Unidirectional fabrics are fabrics in which the warp and weft yarns form parallel layers, without the over and under crimp of a woven structure. Without such an interwoven structure, some mechanism must be provided to hold the layers of unidirectional yarn together to form the fabric. Some known mechanisms include the use of resins, polymer films bonded to the individual layers, stitching, knitted fabric layers and woven fabric layers.
When unidirectional fabric is used in the reinforcement of composites, the composites generally have a number of layers of unidirectional yarns with at least two of the layers being oriented transversely (at 90 degrees) to each other. Typical arrangements include two yarn layers, with the first layer oriented at 0 degrees to the longitudinal direction of the fabric, and the second layer oriented at 90 degrees to first layer. In other arrangements, fabric layers may be oriented at +/−45 degrees to the longitudinal direction of the fabric.
In known composites, the yarn layers may be stitched together, usually with stitch lines that are closely spaced together. The angle at which the layers of yarns are oriented with respect to each other may be varied, and the spacing of the stitching and the length of the individual stitches may also be varied.
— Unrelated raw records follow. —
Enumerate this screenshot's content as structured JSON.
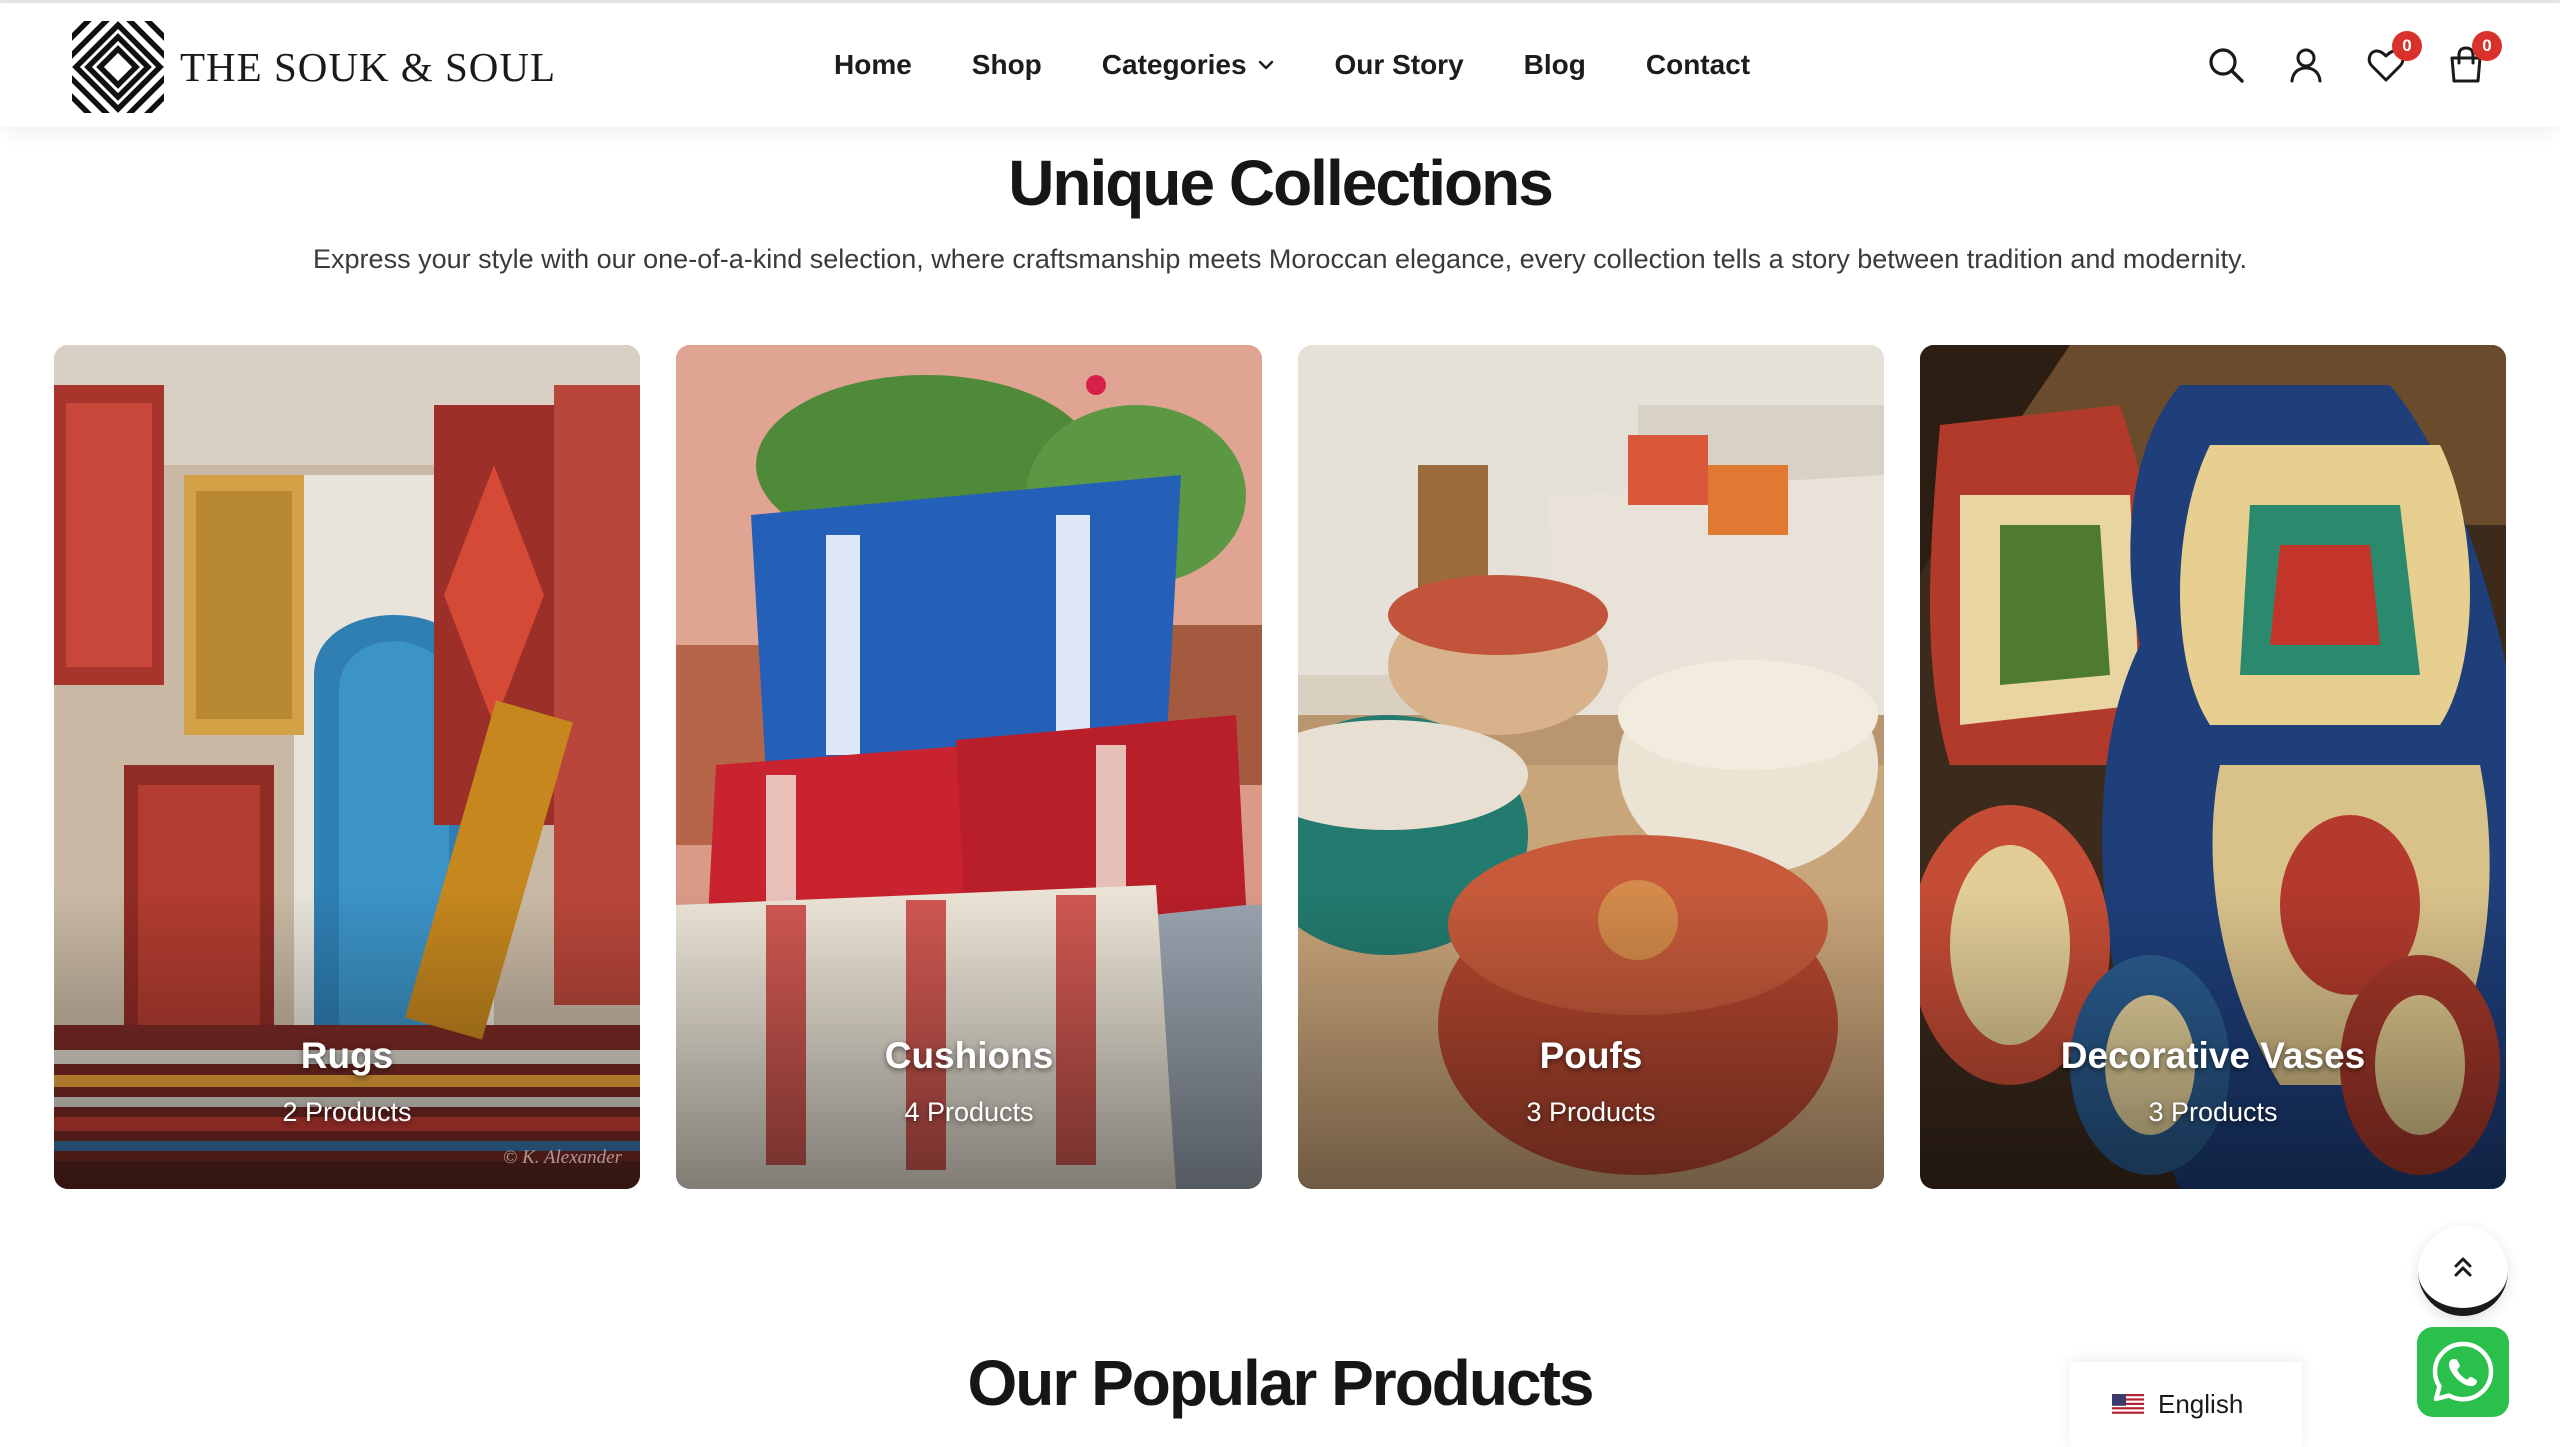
{
  "brand": {
    "name": "THE SOUK & SOUL"
  },
  "nav": {
    "items": [
      {
        "label": "Home"
      },
      {
        "label": "Shop"
      },
      {
        "label": "Categories",
        "has_dropdown": true
      },
      {
        "label": "Our Story"
      },
      {
        "label": "Blog"
      },
      {
        "label": "Contact"
      }
    ]
  },
  "header_icons": {
    "search": "search-icon",
    "account": "user-icon",
    "wishlist": {
      "icon": "heart-icon",
      "count": "0"
    },
    "cart": {
      "icon": "bag-icon",
      "count": "0"
    }
  },
  "collections": {
    "title": "Unique Collections",
    "subtitle": "Express your style with our one-of-a-kind selection, where craftsmanship meets Moroccan elegance, every collection tells a story between tradition and modernity.",
    "cards": [
      {
        "title": "Rugs",
        "count": "2 Products",
        "credit": "© K. Alexander"
      },
      {
        "title": "Cushions",
        "count": "4 Products"
      },
      {
        "title": "Poufs",
        "count": "3 Products"
      },
      {
        "title": "Decorative Vases",
        "count": "3 Products"
      }
    ]
  },
  "popular": {
    "title": "Our Popular Products"
  },
  "language": {
    "label": "English",
    "flag": "us-flag-icon"
  },
  "widgets": {
    "scroll_top": "double-chevron-up-icon",
    "chat": "whatsapp-icon"
  },
  "colors": {
    "badge": "#d9312b",
    "whatsapp": "#2bbf4b",
    "text": "#1a1a1a"
  }
}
However, there are a number of drawbacks with stitched fabric. Since the stitched yarns are woven by needles that penetrate through the structural yarn during production, considerable gaps may be formed where the stitches are provided. Furthermore, the penetration of the needles may cause severe damage to the structural yarns.
Some fabrics have been produced with and without a thermoplastic film provided between the yarn layers. With film provided between the layers, the fabric may be hot pressed such that the film can soften or melt during pressing, thus bonding with the layers and serving as a resin system in the finished composite.
Another family of unidirectional fabrics involves impregnating a unidirectional layer of filaments of high performance yarn with a thermoplastic or thermoset resin system. Two layers of the resultant prepreg can then be cross-plied together at a predetermined angle (e.g. 90 degrees) to form a single sheet of material.
Unidirectional fabric may used to overcome some of the reduced performance in structural materials caused by the crimping found in woven fabrics. A prior art woven fabric 10 is shown in FIGS. 1 and 2, and includes warp yarns 12 and weft yarns 14 that are interwoven. The warp yarns 12 and weft yarns 14 in the fabric 10 are crimped, as each yarn is bent around other yarns at crossover points or nodes to provide an interlocking or interwoven structure. As a result of the crimping, less than optimal mechanical properties may be provided in the fabric 10.
Various techniques have been used to reduce the fabric crimp in woven fabrics and to spread the crossover points apart. One way to achieve this is by weaving yarn in a more open construction, while retaining the weave pattern. To achieve the desired performance, the individual yarns in the fabric must typically be flat and spread apart to provide an open construction for the fabric. Without flat, spread yarns, the interstices or gaps between the yarns tend to become excessive. This reduces the amount of fibre in a given volume in the final composite structure and tends to result in excess resin content required to fill in the gaps, reducing the overall performance.
Improvements in yarn manufacture and weaving technology have allowed some high performance yarns to be woven with little or no twist and with a resulting flat, spread yarn orientation to address the gap issue. However, there is a limit to the openness of the weave that can be achieved with a woven fabric. As the openness increases, the fabric tends to become more of a mesh or scrim as opposed to a true fabric, and may have little or no value in structural applications. In addition, the fabric may become so flimsy that it cannot be handled or cut without distorting the orientation of the yarns and ruining the fabric, making it difficult to work with.
Accordingly, there is a need for an improved high performance fabric for use in structural applications that includes at least some of the benefits of unidirectional fabrics and woven fabrics while overcoming at least some of the above noted disadvantages associated with such fabrics.